Nach Wissenschaftlern der Universität von Kopenhagen (Dänemark) verursachte die Behandlung mit einem synthetischen Cannabinoid (WIN55,212-2) Nervenschutz in einem Rattenmodell für multiple Sklerose. Dies war assoziiert mit einer reduzierten Entzündungsaktivität und einer Reduzierung entzündungsfördernder Zytokine, wie Interleukin-2, Interleukin-6 und Interleukin-10. Sie stellten fest, dass ihre "Studie impliziert, dass eine langzeitige, niedrigdosige Cannabinoidgabe an Multiple-Sklerose-Patienten zu einem gewissen Grad an Nervenschutz führen und so die Atrophie im Zusammenhang mit der Erkrankung verzögern könnte". (Quelle: Hasseldam H, et al. Int J Neurosci, 15. Juni 2011 [im Druck])

Wissenschaft — Cannabismissbrauch

Kanadische Wissenschaftler führten eine doppelblinde, placebo- und kreuzkontrollierte Studie mit Cannabiskonsumenten durch, die zu verschiedenen Zeiten jeweils eine einzige Dosis von entweder THC (20 und 40 mg) oder des Cannabisextrakts Sativex (mit 10,8 mg, 21,6 mg und 43,2 mg THC) oder Placebo erhielten. Danach war die Gabe von Sativex im Vergleich mit THC mit etwas geringeren subjektiven und kognitiven Effekten assoziiert. Die Forscher folgerten, dass Sativex "ein ähnliches oder etwas geringeres Missbrauchspotential als Dronabinol besitzt". (Quelle: Schoedel KA, et al. Hum Psychopharmacol, 13. Juni 2011 [im Druck])

Wissenschaft — Aids

Nach Forschung an der Dankook-Universität (Südkorea) mit Nervenzellen einer bestimmten Gehirnregion (Hippocampus) beugte das synthetische Cannabinoid WIN 55,212-2 einer synaptischen Schädigung der Zellen vor. Die Wissenschaftler folgerten, dass "diese Ergebnisse zeigen, dass Cannabinoide der Beeinträchtigung der Netzwerkfunktion vorbeugen" und ein therapeutisches Potenzial bei der HIV-assoziierten Demenz haben könnten. (Quelle: Kim HJ, et al.

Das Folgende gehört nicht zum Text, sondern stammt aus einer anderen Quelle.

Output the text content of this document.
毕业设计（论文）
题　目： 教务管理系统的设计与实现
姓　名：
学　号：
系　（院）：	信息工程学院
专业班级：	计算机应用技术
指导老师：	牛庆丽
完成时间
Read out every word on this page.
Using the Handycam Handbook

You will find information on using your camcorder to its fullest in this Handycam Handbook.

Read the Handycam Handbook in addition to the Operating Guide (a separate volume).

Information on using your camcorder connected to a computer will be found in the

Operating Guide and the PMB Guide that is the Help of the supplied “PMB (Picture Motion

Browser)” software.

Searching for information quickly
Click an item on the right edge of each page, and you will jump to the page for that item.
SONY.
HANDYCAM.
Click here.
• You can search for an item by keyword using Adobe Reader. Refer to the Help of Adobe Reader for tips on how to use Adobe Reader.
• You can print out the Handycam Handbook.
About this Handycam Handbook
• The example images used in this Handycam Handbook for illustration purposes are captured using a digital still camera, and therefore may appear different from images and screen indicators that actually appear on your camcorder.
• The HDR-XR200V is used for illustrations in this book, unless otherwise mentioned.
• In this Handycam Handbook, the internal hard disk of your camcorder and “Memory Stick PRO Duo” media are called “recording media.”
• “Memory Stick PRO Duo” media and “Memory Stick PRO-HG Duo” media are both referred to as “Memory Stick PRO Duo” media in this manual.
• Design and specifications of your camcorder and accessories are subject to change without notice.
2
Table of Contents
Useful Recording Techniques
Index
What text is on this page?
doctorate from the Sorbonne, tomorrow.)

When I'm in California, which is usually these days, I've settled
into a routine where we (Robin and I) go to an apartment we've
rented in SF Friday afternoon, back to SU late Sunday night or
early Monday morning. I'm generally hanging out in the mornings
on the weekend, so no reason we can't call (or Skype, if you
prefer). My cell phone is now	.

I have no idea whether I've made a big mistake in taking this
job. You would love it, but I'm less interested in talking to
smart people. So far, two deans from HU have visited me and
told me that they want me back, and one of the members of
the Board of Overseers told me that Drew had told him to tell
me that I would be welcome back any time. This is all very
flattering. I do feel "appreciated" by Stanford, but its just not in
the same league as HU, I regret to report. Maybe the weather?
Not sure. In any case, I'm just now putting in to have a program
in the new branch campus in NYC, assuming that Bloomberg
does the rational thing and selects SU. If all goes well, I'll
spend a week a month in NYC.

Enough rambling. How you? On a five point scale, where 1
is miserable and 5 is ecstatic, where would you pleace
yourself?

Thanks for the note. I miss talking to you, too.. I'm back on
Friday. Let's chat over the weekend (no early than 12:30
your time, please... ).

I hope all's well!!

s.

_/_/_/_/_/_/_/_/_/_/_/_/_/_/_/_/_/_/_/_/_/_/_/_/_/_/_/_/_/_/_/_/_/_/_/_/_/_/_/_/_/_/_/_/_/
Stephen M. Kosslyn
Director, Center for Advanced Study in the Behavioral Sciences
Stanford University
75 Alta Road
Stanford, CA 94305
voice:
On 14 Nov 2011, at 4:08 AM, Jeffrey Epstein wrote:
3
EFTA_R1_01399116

Mol Pharmacol, 13. Juni 2011 [im Druck])

Wissenschaft — Cannabidiol

Nach Forschung an der Universität von Sydney (Australien) erhöhte eine Vorbehandlung mit CBD die THC-Wirkungen bei Ratten. Sowohl bei einer akuten als auch bei einer chronischen Gabe erhöhte eine Vorbehandlung mit CBD die THC-Spiegel im Blut und Gehirn. Die Forscher folgerten, dass "CBD die psychoaktiven und physiologischen Wirkungen von THC bei Ratten steigern kann, wahrscheinlich durch eine Verzögerung des Metabolismus und der Elimination von THC". Im Gegensatz dazu reduziert die gleichzeitige Gabe von CBD die psychoaktiven CBD-Wirkungen. (Quelle: Klein C, et al. Psychopharmacology (Berl), Kinsey SG, et al. J Pharmacol Exp Ther, 11. Juni 2011 [im Druck])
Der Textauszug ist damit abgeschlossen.